There are a few reasons that I decided to commit to this trip back in...whenever I committed to it. I've been exploring questions about my faith, my worldview, and about myself. At home I'd been feeling stagnant. Caught in routine. This trip helped to escape from that. It taught me much about myself, and much about how I perceive other people. It was healthy for me. It, at times, made me feel incapable, unintelligent, and insignificant. All of these hopefully contributing to the humility I prayed for before and during this trip. The more I think about the week, and how I feel as it comes to an end, I'm not sure I share the ambiguous feelings some of my teammates do. I think I understand why this trip has been so significant: I experienced something completely different, I was able to help people, and I learned more about humility. 
Much of my reading material for the past year or so has been Francis A. Schaeffer books, thanks to Deve. In his book "The God Who Is There" he talks about communication. Specifically, communicating our beliefs, and the message of our beliefs, to others. He states that there is no automatic or mechanical method of communicating with people in this way, because this would contradict the element of personality (unique personality to each of us) that is so philosophically important to our relationship to God, who is a personal God. But ultimately, Schaeffer says, the only universal form of communicating to the individual is in love. I would like to insert a quote from this book: 

"Love is not an easy thing; it is not just an emotional urge, but an attempt to move over and sit in the other person's place and see how his problems look to him. Love is a genuine concern for the individual." 

The reason I use this paragraph is because I think it really applies to what we did, or tried to do, this week. We expressed love for these people by being close to them, doing things not only for them but with them. We spoke to them about their lives (not without the help of translators) and told them about ours. This engaging, involved, and genuine love that was not only directed from us to them, but was reciprocated, is what I think made this memorable for me.
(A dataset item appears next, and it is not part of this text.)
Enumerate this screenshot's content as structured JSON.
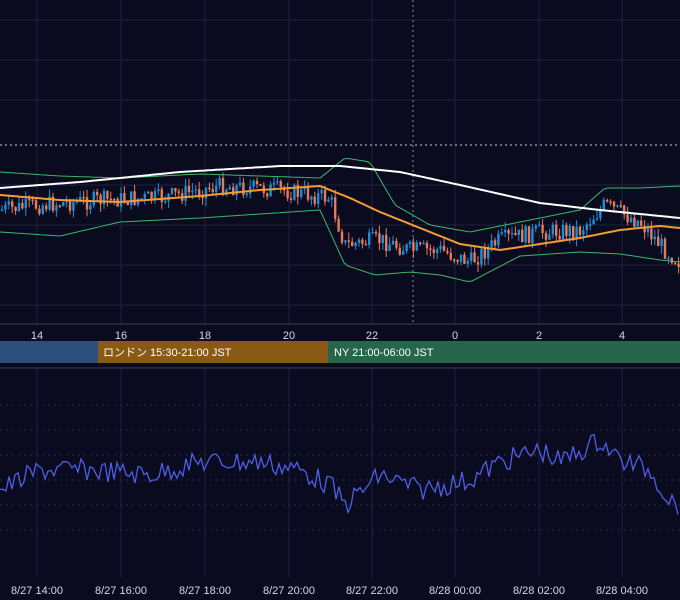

I didn't have a cathartic experience, but I did have an experience. Something that was outside the normalities of my home life. This trip was a small step in my life of continuous learning, and although it was a small step, it was an integral one. 
I've thanked my team, our translators, our food providers, our hospitable hosts, and the families that welcomed us into their communities this week, but lastly I would like to thank you. The readers of this blog. Your support and comments don't go unnoticed, we talk about them within our team daily. I have a feeling this will be the last post on the blog for this trip (editor's note: it's won't be), so if that is the case: here is to El Salvador in 2017, here is to a life of learning, and here is to communicating with genuine love. 


1 comment:

  1. Oh make me laugh! And contemplate, and nod my head along with you....thanks for blogging. Thanks for carefully considering hard questions and thanks for being open about your journey!